Я даже думаю, что я щедр в своем рыцарском внимании к привлекательным женщинам, как будто это как-то указывает на то, что я хороший парень для того, чтобы быть добрым к ним, когда я действительно в основном пьян на их криптоните. Истинная щедрость не фанатична.
Я знаю этого парня, который хочет покончить со всем званием, поэтому мы все относимся друг к другу как к равному. Я думаю, что его кампания является жалкой, безнадежной, смешной и совершенно неработоспособной. Подарки неравномерно распределяются при рождении и, кроме того, по уважительной причине мы стремимся жить в меритократии, в которой люди, у которых есть больше талантов, навыков и естественных способностей, идут дальше.
Курт Воннегут написал короткую историю о смехотворности попытки устранить несправедливость меритократии, сделав игровое поле мира совершенно плоским. Люди, рожденные сильными и грациозными, были привязаны к взвешенным цепям, чтобы не дать им поколебать и превзойти слабых и безрадостных. Остроумные были оснащены затычками для ушей, которые играли звуки автомобильного сбоя в произвольные промежутки времени, чтобы не допустить, чтобы они были скучными. Привлекательным должно было быть украшение одежды и масок, чтобы они не классифицировали домашнюю одежду. Это не то общество, которое мы хотим.

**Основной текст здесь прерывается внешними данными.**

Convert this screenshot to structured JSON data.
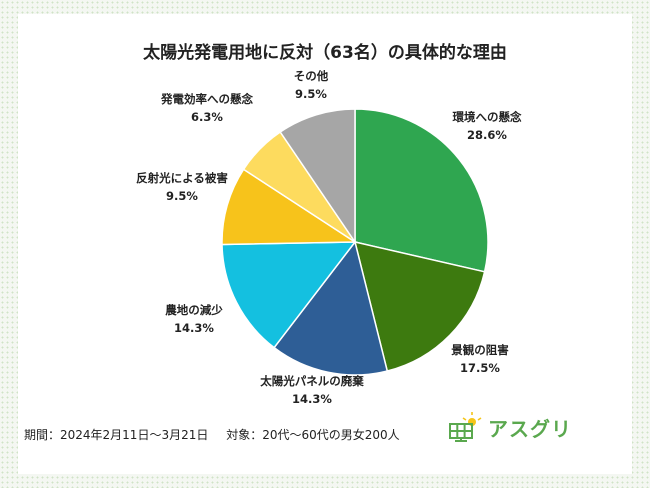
{
  "chart_data": {
    "type": "pie",
    "title": "太陽光発電用地に反対（63名）の具体的な理由",
    "slices": [
      {
        "label": "環境への懸念",
        "value": 28.6,
        "display": "28.6%",
        "color": "#2fa650"
      },
      {
        "label": "景観の阻害",
        "value": 17.5,
        "display": "17.5%",
        "color": "#3d7a0f"
      },
      {
        "label": "太陽光パネルの廃棄",
        "value": 14.3,
        "display": "14.3%",
        "color": "#2e5e96"
      },
      {
        "label": "農地の減少",
        "value": 14.3,
        "display": "14.3%",
        "color": "#14c0e0"
      },
      {
        "label": "反射光による被害",
        "value": 9.5,
        "display": "9.5%",
        "color": "#f7c31b"
      },
      {
        "label": "発電効率への懸念",
        "value": 6.3,
        "display": "6.3%",
        "color": "#fddb5e"
      },
      {
        "label": "その他",
        "value": 9.5,
        "display": "9.5%",
        "color": "#a6a6a6"
      }
    ]
  },
  "footer": {
    "period": "期間：2024年2月11日〜3月21日",
    "target": "対象：20代〜60代の男女200人"
  },
  "brand": {
    "name": "アスグリ",
    "icon": "solar-panel-sun-icon",
    "color": "#5aa84e"
  }
}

Этот сторонник по борьбе с рангами, которого я знаю, тоже не пойдет на это, но он хочет чего-то столь же неработоспособного. Он считает, что все мы, по три человека, должны просто отказаться от нашего рационализма, чтобы никто не был в невыгодном положении.

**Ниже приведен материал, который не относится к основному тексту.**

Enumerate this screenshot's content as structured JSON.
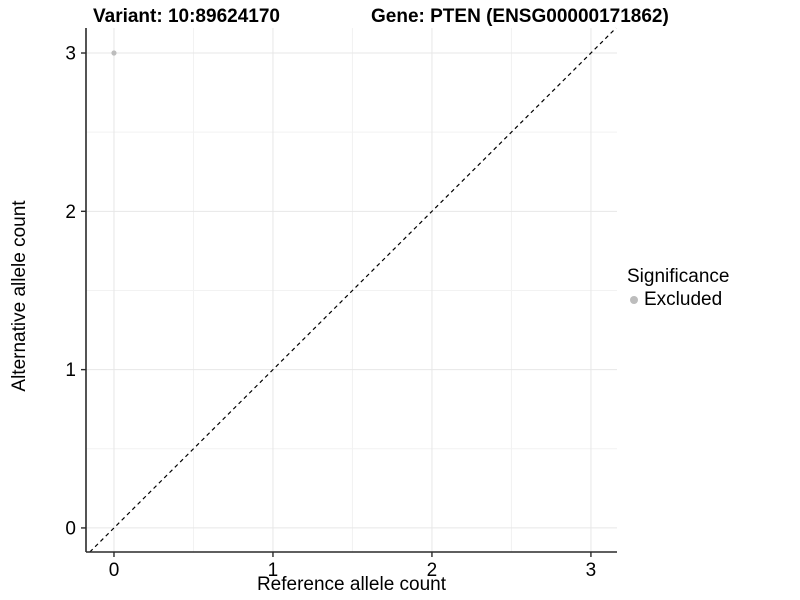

Люди, которые делают такие радикальные, моральные предложения, как это, забывают фундаментальный факт человеческой жизни. Обсуждение дешево; действия говорят громче слов, разговор – это не прогулка; заявка не делает. Следовательно, мы застряли с Моральным Парадоксом: чем больше вы морализируете, тем больше ваш риск лицемерия. Люди, которые утверждают, что мы можем и должны просто отказаться от рационализма, просто найдут способы игнорировать их рационализм, как эта супермодель, которую я слышал, беседовал по радио, который сказал, как бы щедро: «Я, красивый? Не больше, чем кто-либо другой. Мы все прекрасны.
Факт – некоторые из нас более привлекательны, чем другие. Мы можем притворяться, что все в глазах смотрящего, что привлекательность – это полная тайна, что нет общего мнения о том, кто привлекателен, что все одинаково привлекательны для кого-то, что мы все можем рассчитывать на три криптонит в карманах привлекательных людей. Ничто из этого не сработает.

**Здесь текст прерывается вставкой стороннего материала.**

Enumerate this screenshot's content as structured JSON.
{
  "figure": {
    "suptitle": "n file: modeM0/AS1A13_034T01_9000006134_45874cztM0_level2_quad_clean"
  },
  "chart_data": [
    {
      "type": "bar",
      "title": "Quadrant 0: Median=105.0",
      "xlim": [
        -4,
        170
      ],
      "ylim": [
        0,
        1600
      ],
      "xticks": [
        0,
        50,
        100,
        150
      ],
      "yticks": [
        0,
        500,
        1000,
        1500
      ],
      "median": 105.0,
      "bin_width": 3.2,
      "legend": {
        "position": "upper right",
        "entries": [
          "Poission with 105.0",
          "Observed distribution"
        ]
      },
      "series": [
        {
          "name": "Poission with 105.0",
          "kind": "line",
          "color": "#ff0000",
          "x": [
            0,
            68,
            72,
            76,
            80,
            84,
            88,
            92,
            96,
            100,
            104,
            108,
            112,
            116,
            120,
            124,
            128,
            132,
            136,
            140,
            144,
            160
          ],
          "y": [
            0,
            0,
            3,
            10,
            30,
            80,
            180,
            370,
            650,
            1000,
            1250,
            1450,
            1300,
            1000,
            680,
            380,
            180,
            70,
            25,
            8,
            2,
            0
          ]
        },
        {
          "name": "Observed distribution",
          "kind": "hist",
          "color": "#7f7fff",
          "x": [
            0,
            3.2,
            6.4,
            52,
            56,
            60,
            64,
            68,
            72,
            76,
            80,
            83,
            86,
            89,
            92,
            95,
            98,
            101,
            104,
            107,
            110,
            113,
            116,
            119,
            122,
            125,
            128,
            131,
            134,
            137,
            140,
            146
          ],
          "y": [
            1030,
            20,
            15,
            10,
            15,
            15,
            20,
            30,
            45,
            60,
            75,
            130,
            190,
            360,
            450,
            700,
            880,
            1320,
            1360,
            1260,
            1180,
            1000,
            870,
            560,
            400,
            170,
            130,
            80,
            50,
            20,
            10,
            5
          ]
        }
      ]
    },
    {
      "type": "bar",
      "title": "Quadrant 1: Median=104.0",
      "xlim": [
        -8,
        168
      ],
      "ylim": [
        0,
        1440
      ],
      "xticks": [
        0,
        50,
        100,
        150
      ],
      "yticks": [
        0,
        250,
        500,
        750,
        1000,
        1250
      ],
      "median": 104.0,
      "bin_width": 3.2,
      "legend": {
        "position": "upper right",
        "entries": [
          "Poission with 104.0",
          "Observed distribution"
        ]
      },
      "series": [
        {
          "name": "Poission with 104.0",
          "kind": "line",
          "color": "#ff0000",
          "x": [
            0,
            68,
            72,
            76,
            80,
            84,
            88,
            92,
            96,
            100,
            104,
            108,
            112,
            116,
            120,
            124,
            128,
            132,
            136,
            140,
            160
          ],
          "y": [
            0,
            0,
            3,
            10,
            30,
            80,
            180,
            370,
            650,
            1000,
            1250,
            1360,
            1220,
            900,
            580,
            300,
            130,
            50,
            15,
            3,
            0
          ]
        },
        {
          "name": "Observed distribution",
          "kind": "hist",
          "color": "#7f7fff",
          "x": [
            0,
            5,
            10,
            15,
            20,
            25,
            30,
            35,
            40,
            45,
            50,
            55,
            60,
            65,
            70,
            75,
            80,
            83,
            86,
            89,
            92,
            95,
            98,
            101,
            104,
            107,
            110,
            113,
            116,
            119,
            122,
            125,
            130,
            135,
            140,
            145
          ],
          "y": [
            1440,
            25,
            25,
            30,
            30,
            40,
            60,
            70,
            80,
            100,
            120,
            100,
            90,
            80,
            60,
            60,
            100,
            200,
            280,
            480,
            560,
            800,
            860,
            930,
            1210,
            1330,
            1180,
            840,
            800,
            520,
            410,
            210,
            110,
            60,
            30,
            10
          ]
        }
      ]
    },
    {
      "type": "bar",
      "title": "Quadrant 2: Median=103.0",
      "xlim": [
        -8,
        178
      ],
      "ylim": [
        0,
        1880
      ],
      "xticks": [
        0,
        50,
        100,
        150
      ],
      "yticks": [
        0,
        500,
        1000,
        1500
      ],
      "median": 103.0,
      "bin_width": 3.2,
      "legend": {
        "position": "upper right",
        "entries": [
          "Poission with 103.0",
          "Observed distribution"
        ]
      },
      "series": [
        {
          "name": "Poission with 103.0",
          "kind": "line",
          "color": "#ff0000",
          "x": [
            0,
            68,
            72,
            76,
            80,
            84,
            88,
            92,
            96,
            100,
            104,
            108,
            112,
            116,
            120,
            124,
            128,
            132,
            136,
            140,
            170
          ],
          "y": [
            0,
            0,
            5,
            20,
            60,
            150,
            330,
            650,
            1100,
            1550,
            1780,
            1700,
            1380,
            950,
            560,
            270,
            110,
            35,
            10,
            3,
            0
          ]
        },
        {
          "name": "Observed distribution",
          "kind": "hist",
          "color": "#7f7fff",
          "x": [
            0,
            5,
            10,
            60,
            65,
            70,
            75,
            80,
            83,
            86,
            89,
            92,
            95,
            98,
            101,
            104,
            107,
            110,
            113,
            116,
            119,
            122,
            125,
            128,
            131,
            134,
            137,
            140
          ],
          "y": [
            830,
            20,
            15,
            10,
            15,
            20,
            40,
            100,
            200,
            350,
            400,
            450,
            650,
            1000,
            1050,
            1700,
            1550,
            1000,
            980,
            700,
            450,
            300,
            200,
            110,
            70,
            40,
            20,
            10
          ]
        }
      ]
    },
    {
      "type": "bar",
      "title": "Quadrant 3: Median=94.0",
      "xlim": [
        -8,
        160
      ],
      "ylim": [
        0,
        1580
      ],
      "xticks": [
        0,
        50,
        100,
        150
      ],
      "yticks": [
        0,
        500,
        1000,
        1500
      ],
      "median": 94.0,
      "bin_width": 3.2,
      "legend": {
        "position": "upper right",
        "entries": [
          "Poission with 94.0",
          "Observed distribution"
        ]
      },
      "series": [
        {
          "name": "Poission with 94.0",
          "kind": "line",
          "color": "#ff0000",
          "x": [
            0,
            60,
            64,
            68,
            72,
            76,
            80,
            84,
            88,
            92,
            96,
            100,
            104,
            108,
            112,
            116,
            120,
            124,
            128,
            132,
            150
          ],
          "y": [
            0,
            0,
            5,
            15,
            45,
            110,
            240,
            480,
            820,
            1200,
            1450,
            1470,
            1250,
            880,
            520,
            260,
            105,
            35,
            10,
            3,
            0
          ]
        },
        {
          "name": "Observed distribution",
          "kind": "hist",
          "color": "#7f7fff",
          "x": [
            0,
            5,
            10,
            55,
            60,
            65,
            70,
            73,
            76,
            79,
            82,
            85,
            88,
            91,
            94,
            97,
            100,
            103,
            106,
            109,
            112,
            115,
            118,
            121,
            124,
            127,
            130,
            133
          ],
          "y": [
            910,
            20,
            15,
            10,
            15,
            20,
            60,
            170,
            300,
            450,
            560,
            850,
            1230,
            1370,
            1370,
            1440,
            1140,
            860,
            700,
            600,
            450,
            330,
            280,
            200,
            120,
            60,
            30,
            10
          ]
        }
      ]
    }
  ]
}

Вы можете спросить, зачем это нужно? Я имею в виду, если мы верим в меритократию, что не так с привлекательными людьми, которые наслаждаются и используют преимущество?
У меня есть ответ на этот вопрос. Различие между меритократией и фанатизмом заключается в том, является ли признанный признак хорошей мерой для того, что имеет прагматическую заслугу. Выбирая партнера, с которым нужно создавать семью, с кем нужно вкладывать свои жизненные усилия, с кем говорить, вести переговоры и разбираться, форма приклада или мерцания в глазу не должна быть решающим фактором, который был для меня и для многих других, которых я знаю. Я был в партнерстве, с которым я никогда бы не согласился, если бы не мой взгляд.
И прежде чем вы скажете: «Я мог бы сказать вам это», или если вы говорите женщине: «Да, вы, мужчины, такие жалкие мелочи», пожалуйста, проверьте, нет ли у вас слишком неуместного предрассудка. Многие из нас притворяются, что мы этого не делаем, но делаем.
Нет, подождите. Это мое признание; не ваш. Я буду придерживаться своего неудобного момента: я выгляжу фанатиком.